St. Louis Cardinals catcher Yadier Molina through games of June 20 leads the majors with a .366 batting average. This mark is 81 points above Molina’s career batting average of .285 and 51 points above his best season when he hit .315 last year. This 2013 MLB season is a little short of being half complete, but Molina could be approaching some historic numbers if he keeps up this pace.

If Molina finishes the season above .350, he would become the ninth catcher in major league history to have a batting average of .350 or higher for a season. But what’s even more interesting is what Molina could accomplish if he can raise his average a few points and end the season at .368 or above: If he finishes at .368 or above, he would have the highest batting average for a catcher in a season in baseball history. (Note: This is based on the player playing 50% or more of his games as a catcher and having enough plate appearances to qualify for the batting title.)

Here’s a look at the catchers who have had the highest single season batting averages in baseball history.

Batting Average, Catcher, Team, Year
.367 Babe Phelps, Brooklyn, 1936
.365 Joe Mauer, Minnesota, 2009
.362 Mike Piazza, Los Angeles, 1997
.362 Bill Dickey, N.Y. Yankees, 1936
.358 Chief Meyers, N.Y Giants, 1912
.357 Mickey Cochrane, Philadelphia A’s, 1930
.354 Gabby Hartnett, Chicago Cubs, 1937
.353 Bubbles Hargrave, Cincinnati, 1926

Let’s widen the parameters a bit. If we drop the batting average down to .320 or better, Molina would become the 38th catcher to finish the season with a batting average over .320 if he can keep that mark.
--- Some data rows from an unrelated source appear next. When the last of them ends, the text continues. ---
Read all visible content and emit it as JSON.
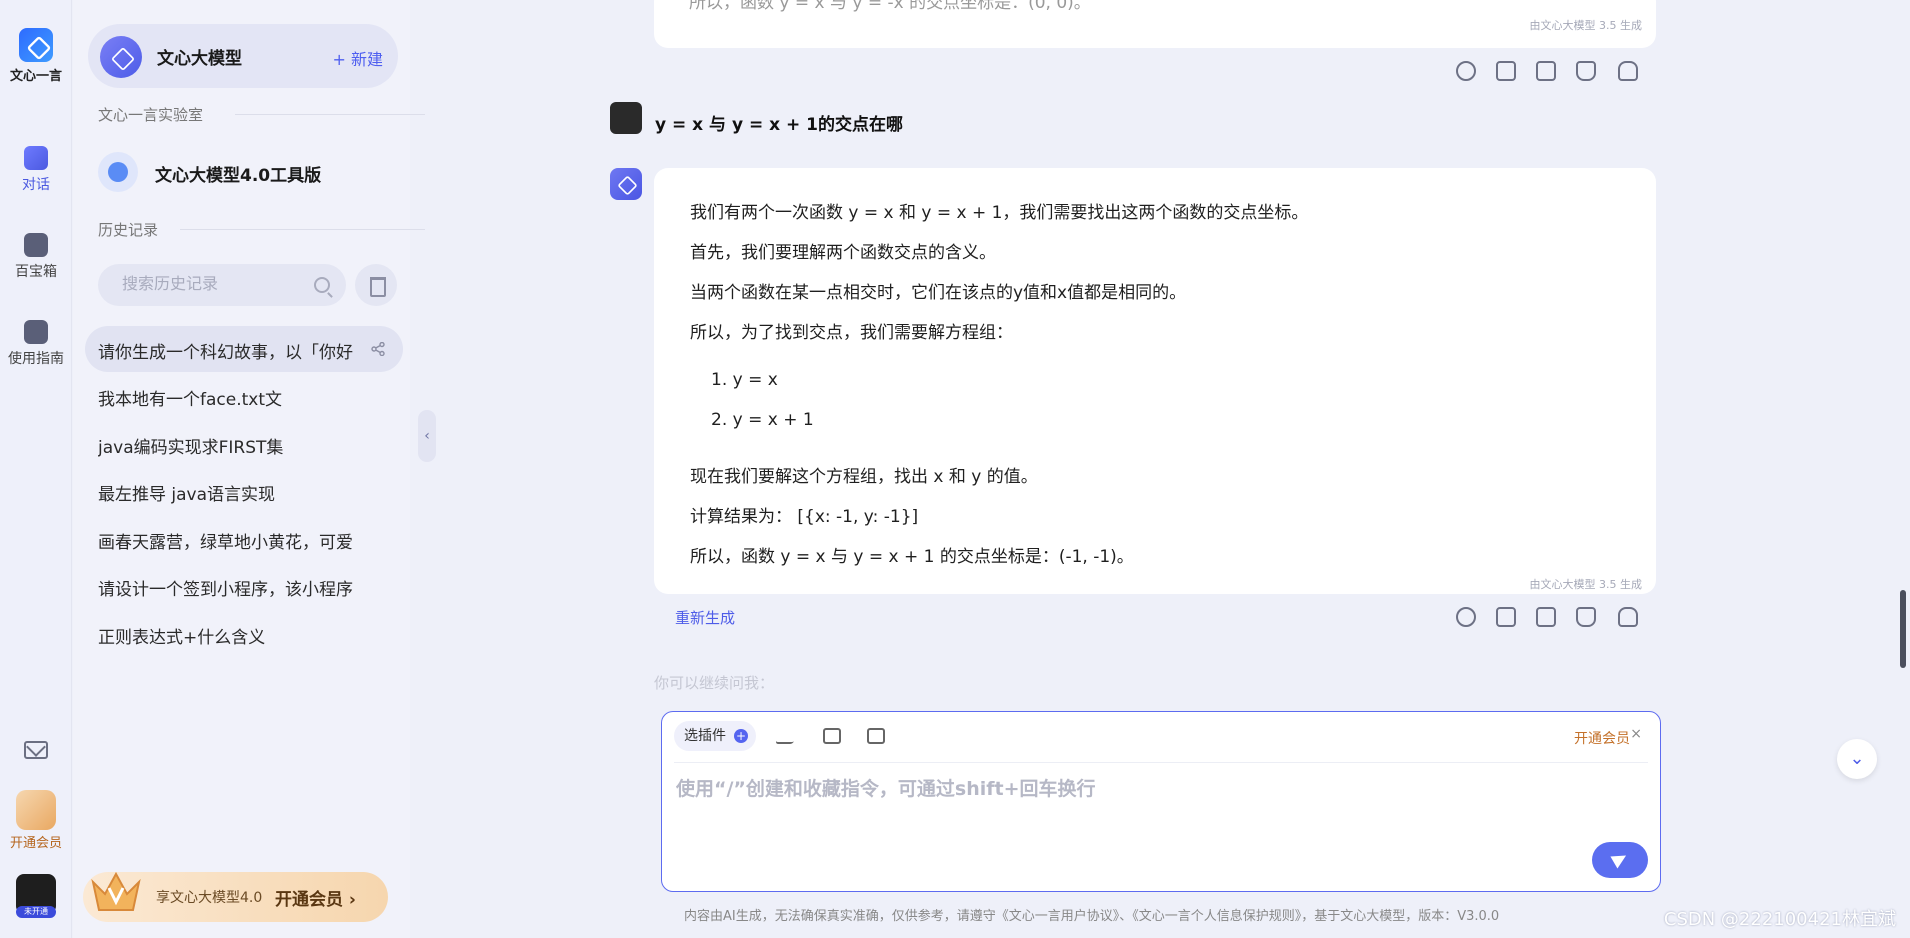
{
  "rail": {
    "logo_label": "文心一言",
    "items": [
      {
        "label": "对话",
        "icon": "chat-icon"
      },
      {
        "label": "百宝箱",
        "icon": "toolbox-icon"
      },
      {
        "label": "使用指南",
        "icon": "guide-icon"
      }
    ],
    "vip_label": "开通会员",
    "avatar_badge": "未开通"
  },
  "sidebar": {
    "model_name": "文心大模型",
    "new_label": "+ 新建",
    "lab_title": "文心一言实验室",
    "tool_name": "文心大模型4.0工具版",
    "history_title": "历史记录",
    "search_placeholder": "搜索历史记录",
    "history": [
      "请你生成一个科幻故事，以「你好",
      "我本地有一个face.txt文",
      "java编码实现求FIRST集",
      "最左推导 java语言实现",
      "画春天露营，绿草地小黄花，可爱",
      "请设计一个签到小程序，该小程序",
      "正则表达式+什么含义"
    ],
    "promo_text": "享文心大模型4.0",
    "promo_cta": "开通会员 ›"
  },
  "chat": {
    "prev_cut_text": "所以，函数 y = x 与 y = -x 的交点坐标是：(0, 0)。",
    "gen_tag": "由文心大模型 3.5 生成",
    "user_question": "y = x  与 y  = x + 1的交点在哪",
    "answer": {
      "p1": "我们有两个一次函数 y = x 和 y = x + 1，我们需要找出这两个函数的交点坐标。",
      "p2": "首先，我们要理解两个函数交点的含义。",
      "p3": "当两个函数在某一点相交时，它们在该点的y值和x值都是相同的。",
      "p4": "所以，为了找到交点，我们需要解方程组：",
      "li1": "1. y = x",
      "li2": "2. y = x + 1",
      "p5": "现在我们要解这个方程组，找出 x 和 y 的值。",
      "p6": "计算结果为：  [{x: -1, y: -1}]",
      "p7": "所以，函数 y = x 与 y = x + 1 的交点坐标是：(-1, -1)。"
    },
    "regen_label": "重新生成",
    "hint": "你可以继续问我："
  },
  "composer": {
    "plugin_label": "选插件",
    "vip_label": "开通会员",
    "placeholder": "使用“/”创建和收藏指令，可通过shift+回车换行"
  },
  "footer": "内容由AI生成，无法确保真实准确，仅供参考，请遵守《文心一言用户协议》、《文心一言个人信息保护规则》，基于文心大模型，版本：V3.0.0",
  "watermark": "CSDN @222100421林宜斌",
  "colors": {
    "accent": "#4e5ce8",
    "vip": "#c4712a",
    "background": "#eef0f9"
  }
}
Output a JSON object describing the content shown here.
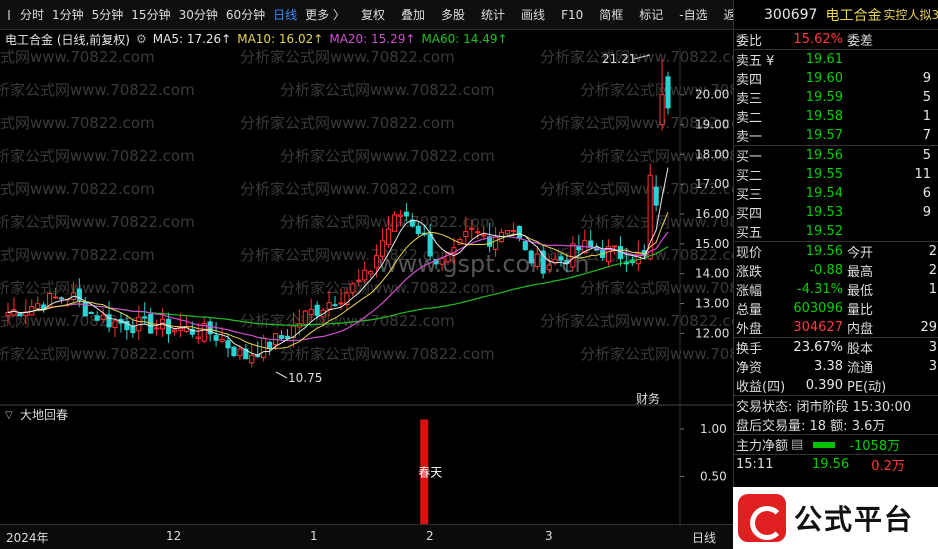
{
  "toolbar": {
    "items": [
      "分时",
      "1分钟",
      "5分钟",
      "15分钟",
      "30分钟",
      "60分钟",
      "日线",
      "更多 〉"
    ],
    "active_index": 6,
    "tools": [
      "复权",
      "叠加",
      "多股",
      "统计",
      "画线",
      "F10",
      "简框",
      "标记",
      "-自选",
      "返回"
    ]
  },
  "legend": {
    "title": "电工合金 (日线,前复权)",
    "ma5": "MA5: 17.26↑",
    "ma10": "MA10: 16.02↑",
    "ma20": "MA20: 15.29↑",
    "ma60": "MA60: 14.49↑"
  },
  "colors": {
    "ma5": "#e8e8e8",
    "ma10": "#e8d44d",
    "ma20": "#d050d0",
    "ma60": "#20c020",
    "up": "#ff3030",
    "down": "#2ad4d4",
    "accent": "#2e8cff"
  },
  "price_axis": [
    "21.21",
    "20.00",
    "19.00",
    "18.00",
    "17.00",
    "16.00",
    "15.00",
    "14.00",
    "13.00",
    "12.00"
  ],
  "annotations": {
    "high": "21.21",
    "low": "10.75",
    "caibao": "财务"
  },
  "watermark": "分析家公式网www.70822.com",
  "watermark_center": "www.gspt.com.cn",
  "indicator": {
    "name": "大地回春",
    "axis": [
      "1.00",
      "0.50"
    ],
    "signal_label": "春天"
  },
  "xaxis": {
    "labels": [
      "2024年",
      "12",
      "1",
      "2",
      "3"
    ],
    "period": "日线"
  },
  "chart_data": {
    "type": "candlestick",
    "title": "电工合金 (日线,前复权)",
    "ylim": [
      10.0,
      21.5
    ],
    "highest": 21.21,
    "lowest": 10.75,
    "ma_latest": {
      "MA5": 17.26,
      "MA10": 16.02,
      "MA20": 15.29,
      "MA60": 14.49
    },
    "months": [
      "2024年",
      "12",
      "1",
      "2",
      "3"
    ],
    "indicator": {
      "name": "大地回春",
      "ylim": [
        0,
        1.2
      ],
      "signal_value": 1.0,
      "signal_label": "春天"
    }
  },
  "quote": {
    "code": "300697",
    "name": "电工合金",
    "tag": "实控人拟3",
    "weibi_label": "委比",
    "weibi": "15.62%",
    "weicha_label": "委差",
    "asks": [
      {
        "label": "卖五 ¥",
        "price": "19.61",
        "vol": ""
      },
      {
        "label": "卖四",
        "price": "19.60",
        "vol": "9"
      },
      {
        "label": "卖三",
        "price": "19.59",
        "vol": "5"
      },
      {
        "label": "卖二",
        "price": "19.58",
        "vol": "1"
      },
      {
        "label": "卖一",
        "price": "19.57",
        "vol": "7"
      }
    ],
    "bids": [
      {
        "label": "买一",
        "price": "19.56",
        "vol": "5"
      },
      {
        "label": "买二",
        "price": "19.55",
        "vol": "11"
      },
      {
        "label": "买三",
        "price": "19.54",
        "vol": "6"
      },
      {
        "label": "买四",
        "price": "19.53",
        "vol": "9"
      },
      {
        "label": "买五",
        "price": "19.52",
        "vol": ""
      }
    ],
    "stats": [
      {
        "l1": "现价",
        "v1": "19.56",
        "c1": "green",
        "l2": "今开",
        "v2": "2"
      },
      {
        "l1": "涨跌",
        "v1": "-0.88",
        "c1": "green",
        "l2": "最高",
        "v2": "2"
      },
      {
        "l1": "涨幅",
        "v1": "-4.31%",
        "c1": "green",
        "l2": "最低",
        "v2": "1"
      },
      {
        "l1": "总量",
        "v1": "603096",
        "c1": "green",
        "l2": "量比",
        "v2": ""
      },
      {
        "l1": "外盘",
        "v1": "304627",
        "c1": "red",
        "l2": "内盘",
        "v2": "29"
      }
    ],
    "stats2": [
      {
        "l1": "换手",
        "v1": "23.67%",
        "l2": "股本",
        "v2": "3"
      },
      {
        "l1": "净资",
        "v1": "3.38",
        "l2": "流通",
        "v2": "3"
      },
      {
        "l1": "收益(四)",
        "v1": "0.390",
        "l2": "PE(动)",
        "v2": ""
      }
    ],
    "trade_status": "交易状态: 闭市阶段 15:30:00",
    "after_hours": "盘后交易量: 18  额: 3.6万",
    "main_net_label": "主力净额",
    "main_net": "-1058万",
    "tick_time": "15:11",
    "tick_price": "19.56",
    "tick_vol": "0.2万"
  },
  "logo_text": "公式平台"
}
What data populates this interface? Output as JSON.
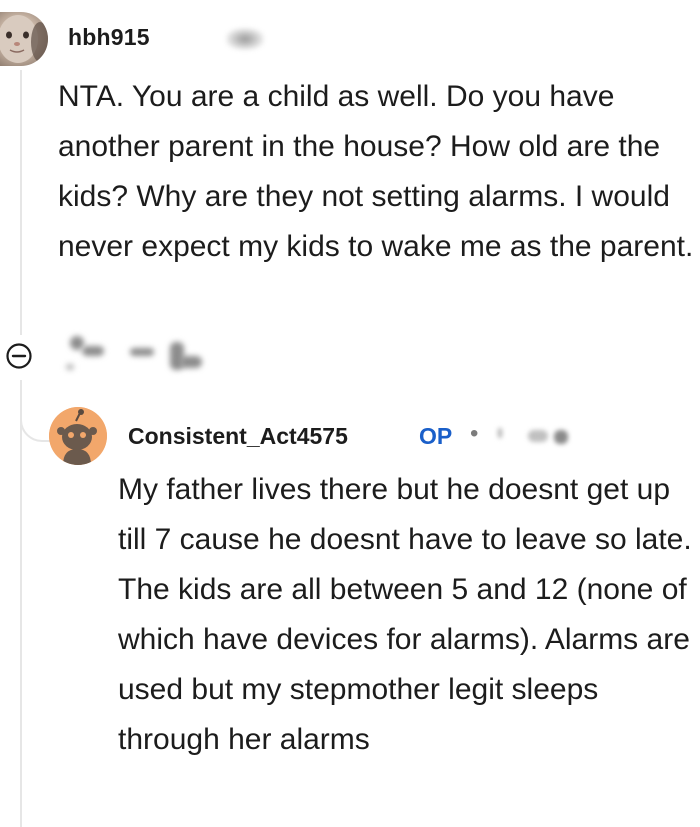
{
  "comment": {
    "username": "hbh915",
    "body": "NTA. You are a child as well. Do you have another parent in the house? How old are the kids? Why are they not setting alarms. I would never expect my kids to wake me as the parent."
  },
  "actions": {
    "collapse_icon": "collapse-minus-icon"
  },
  "reply": {
    "username": "Consistent_Act4575",
    "badge": "OP",
    "separator": "•",
    "body": "My father lives there but he doesnt get up till 7 cause he doesnt have to leave so late. The kids are all between 5 and 12 (none of which have devices for alarms). Alarms are used but my stepmother legit sleeps through her alarms"
  },
  "colors": {
    "op_badge": "#1a5fc9",
    "text": "#1c1c1c",
    "thread_line": "#e6e6e6",
    "reply_avatar_bg": "#f2a76b"
  }
}
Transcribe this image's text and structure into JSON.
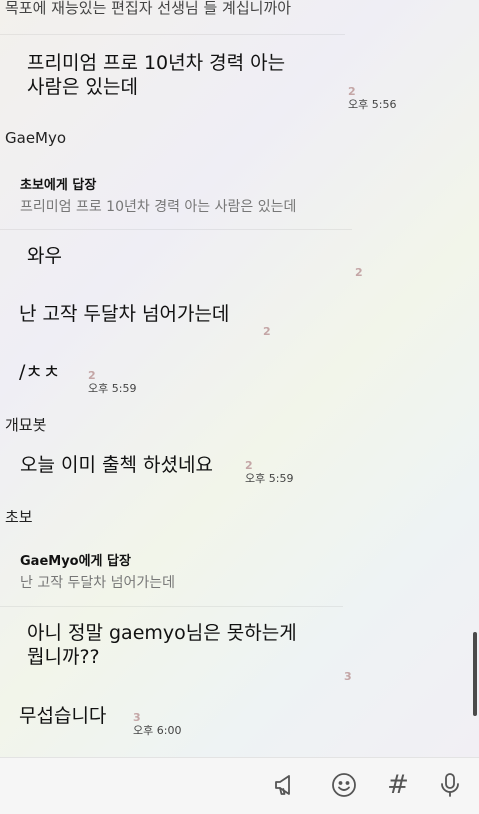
{
  "messages": {
    "m0_text": "목포에 재능있는 편집자 선생님 들 계십니까아",
    "m1_text": "프리미엄 프로 10년차 경력 아는\n사람은 있는데",
    "m1_count": "2",
    "m1_time": "오후 5:56",
    "sender_gaemyo": "GaeMyo",
    "reply1_title": "초보에게 답장",
    "reply1_text": "프리미엄 프로 10년차 경력 아는 사람은 있는데",
    "m2_text": "와우",
    "m2_count": "2",
    "m3_text": "난 고작 두달차 넘어가는데",
    "m3_count": "2",
    "m4_text": "/ㅊㅊ",
    "m4_count": "2",
    "m4_time": "오후 5:59",
    "sender_bot": "개묘봇",
    "m5_text": "오늘 이미 출첵 하셨네요",
    "m5_count": "2",
    "m5_time": "오후 5:59",
    "sender_chobo": "초보",
    "reply2_title": "GaeMyo에게 답장",
    "reply2_text": "난 고작 두달차 넘어가는데",
    "m6_text": "아니 정말 gaemyo님은 못하는게\n뭡니까??",
    "m6_count": "3",
    "m7_text": "무섭습니다",
    "m7_count": "3",
    "m7_time": "오후 6:00"
  },
  "toolbar": {
    "icons": [
      "megaphone-icon",
      "emoji-icon",
      "hashtag-icon",
      "microphone-icon"
    ],
    "hashtag_glyph": "#"
  }
}
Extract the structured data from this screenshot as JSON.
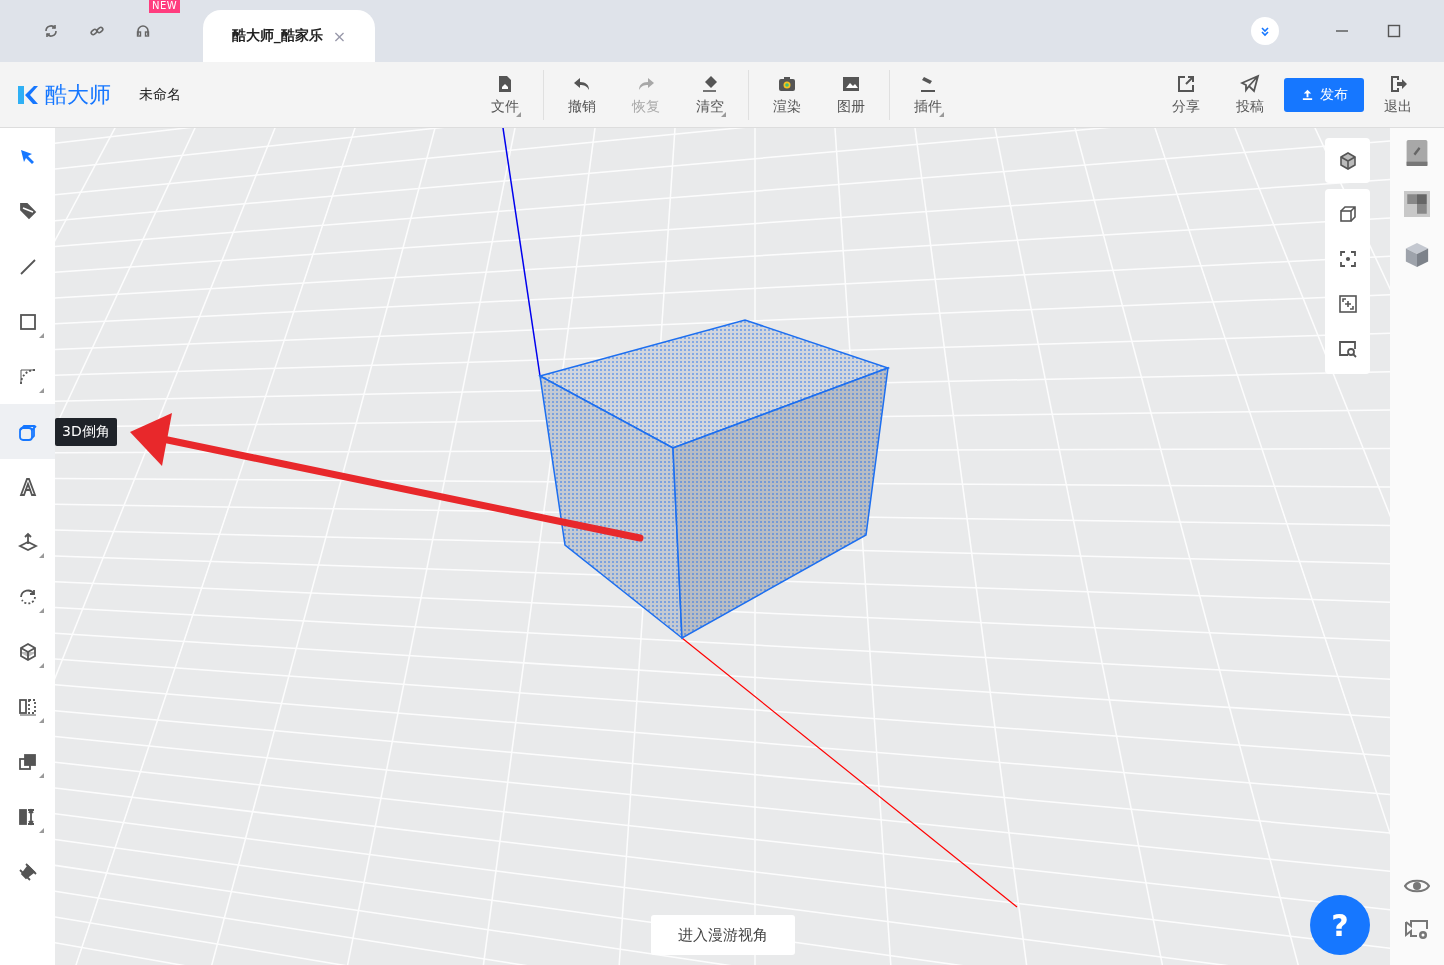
{
  "titlebar": {
    "new_badge": "NEW",
    "tab": {
      "title": "酷大师_酷家乐",
      "close": "×",
      "selected": true
    }
  },
  "toolbar": {
    "logo": "酷大师",
    "file_name": "未命名",
    "items": [
      {
        "label": "文件",
        "has_menu": true,
        "disabled": false
      },
      {
        "label": "撤销",
        "has_menu": false,
        "disabled": false
      },
      {
        "label": "恢复",
        "has_menu": false,
        "disabled": true
      },
      {
        "label": "清空",
        "has_menu": true,
        "disabled": false
      },
      {
        "label": "渲染",
        "has_menu": false,
        "disabled": false
      },
      {
        "label": "图册",
        "has_menu": false,
        "disabled": false
      },
      {
        "label": "插件",
        "has_menu": true,
        "disabled": false
      }
    ],
    "right_items": [
      {
        "label": "分享",
        "kind": "tool"
      },
      {
        "label": "投稿",
        "kind": "tool"
      },
      {
        "label": "发布",
        "kind": "primary"
      },
      {
        "label": "退出",
        "kind": "tool"
      }
    ]
  },
  "tools": [
    {
      "selected": true,
      "highlighted": false,
      "has_menu": false
    },
    {
      "selected": false,
      "highlighted": false,
      "has_menu": false
    },
    {
      "selected": false,
      "highlighted": false,
      "has_menu": false
    },
    {
      "selected": false,
      "highlighted": false,
      "has_menu": true
    },
    {
      "selected": false,
      "highlighted": false,
      "has_menu": true
    },
    {
      "selected": true,
      "highlighted": true,
      "has_menu": false,
      "tooltip": "3D倒角"
    },
    {
      "selected": false,
      "highlighted": false,
      "has_menu": false
    },
    {
      "selected": false,
      "highlighted": false,
      "has_menu": true
    },
    {
      "selected": false,
      "highlighted": false,
      "has_menu": true
    },
    {
      "selected": false,
      "highlighted": false,
      "has_menu": true
    },
    {
      "selected": false,
      "highlighted": false,
      "has_menu": true
    },
    {
      "selected": false,
      "highlighted": false,
      "has_menu": true
    },
    {
      "selected": false,
      "highlighted": false,
      "has_menu": true
    },
    {
      "selected": false,
      "highlighted": false,
      "has_menu": false
    }
  ],
  "canvas": {
    "roam_button": "进入漫游视角",
    "help": "?"
  }
}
A catcher batting .320 or above in a season has happened 77 times in baseball history by 37 different players. Mickey Cochrane had the most seasons with a .320 or above batting average with seven. He is followed by Bill Dickey with six, Ernie Lombardi, Joe Mauer and Mike Piazza with five each, and Spud Davis, Gabby Hartnett, Jason Kendall and Ivan Rodriguez with three each.

Since 2000, there have been 11 times when a catcher finished the season with a batting average of .320 or above. So far this season, we have three catchers above .320: Molina, Mauer and Buster Posey.